As the system becomes more complex, it's trickier to evaluate the actual propagation times of the signals. Datasheets can't be relied upon because of the variations between manufacturers and batches, the PCBs add capacitance and we never know anyway.
The only way to know is to measure. Inject signals at the input and measure the delays with the scope. But it is still pretty tricky because there are combinational and sequential logic stages, and not all paths have the same lengths, so a little signal could influence the propagation time of the whole rest. Think about the carry input of the ALU, or the control signals of SHL unit.

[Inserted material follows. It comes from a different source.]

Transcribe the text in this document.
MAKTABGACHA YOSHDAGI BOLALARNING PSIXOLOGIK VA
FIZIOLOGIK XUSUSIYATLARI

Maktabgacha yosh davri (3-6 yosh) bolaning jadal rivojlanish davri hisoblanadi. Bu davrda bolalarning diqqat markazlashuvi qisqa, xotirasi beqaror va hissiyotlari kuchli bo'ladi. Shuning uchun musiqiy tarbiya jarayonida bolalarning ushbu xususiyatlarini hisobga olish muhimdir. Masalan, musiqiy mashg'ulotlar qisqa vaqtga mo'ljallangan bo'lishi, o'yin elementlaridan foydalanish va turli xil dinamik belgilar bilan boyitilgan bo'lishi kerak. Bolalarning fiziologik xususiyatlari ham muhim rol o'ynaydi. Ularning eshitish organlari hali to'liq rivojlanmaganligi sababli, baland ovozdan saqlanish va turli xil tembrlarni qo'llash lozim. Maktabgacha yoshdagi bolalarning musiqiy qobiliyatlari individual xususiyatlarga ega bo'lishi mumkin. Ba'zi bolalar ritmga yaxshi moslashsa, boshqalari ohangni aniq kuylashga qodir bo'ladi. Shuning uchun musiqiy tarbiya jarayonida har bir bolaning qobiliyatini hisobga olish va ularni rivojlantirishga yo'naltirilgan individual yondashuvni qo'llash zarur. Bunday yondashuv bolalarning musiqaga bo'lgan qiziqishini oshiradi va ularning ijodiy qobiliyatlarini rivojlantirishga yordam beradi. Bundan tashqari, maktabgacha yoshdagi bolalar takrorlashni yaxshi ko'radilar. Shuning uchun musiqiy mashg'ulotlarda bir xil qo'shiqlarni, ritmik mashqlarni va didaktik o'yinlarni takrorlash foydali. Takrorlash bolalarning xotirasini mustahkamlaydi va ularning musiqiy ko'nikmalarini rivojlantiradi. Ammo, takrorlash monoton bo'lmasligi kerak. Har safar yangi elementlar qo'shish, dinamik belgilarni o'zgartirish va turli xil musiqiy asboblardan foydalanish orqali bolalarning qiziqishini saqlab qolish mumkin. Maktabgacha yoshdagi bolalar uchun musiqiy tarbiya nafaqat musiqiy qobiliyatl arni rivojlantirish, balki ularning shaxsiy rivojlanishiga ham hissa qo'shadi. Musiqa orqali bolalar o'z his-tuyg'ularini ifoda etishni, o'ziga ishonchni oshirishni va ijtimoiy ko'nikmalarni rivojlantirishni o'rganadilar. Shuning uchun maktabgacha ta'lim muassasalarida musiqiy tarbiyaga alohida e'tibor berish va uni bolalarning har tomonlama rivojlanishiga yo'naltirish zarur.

My solution is almost simple and it requires the fabrication of a special circuit. A huge LFSR made of a lot of of shift registers (74HC164 for example) and some XOR gates. For suitable LFSR polynoms, look no further than http://ygdes.com/GHDL/lfsr4/
The clock input can be selected from several oscillators, and the LFSR output are scrambled/shuffled to randomize a bit the generated bits. Each output of the examined circuit can be checked with a 'scope and jitter can be measured. Since the project is a 16-bits CPU, it's easy to cycle through the 64K input combinations and see "offending" (lagging) signals a few times per second, which is suitable for visual observation on a 'scope.
From these observations, subcycles from the main clock can be allocated for each unit. For example I'm curious about the REAL propagation time of a carry through a chain of 74HC193. I can only estimate the time with the datasheet but the real delay will influence how long the instruction time will take.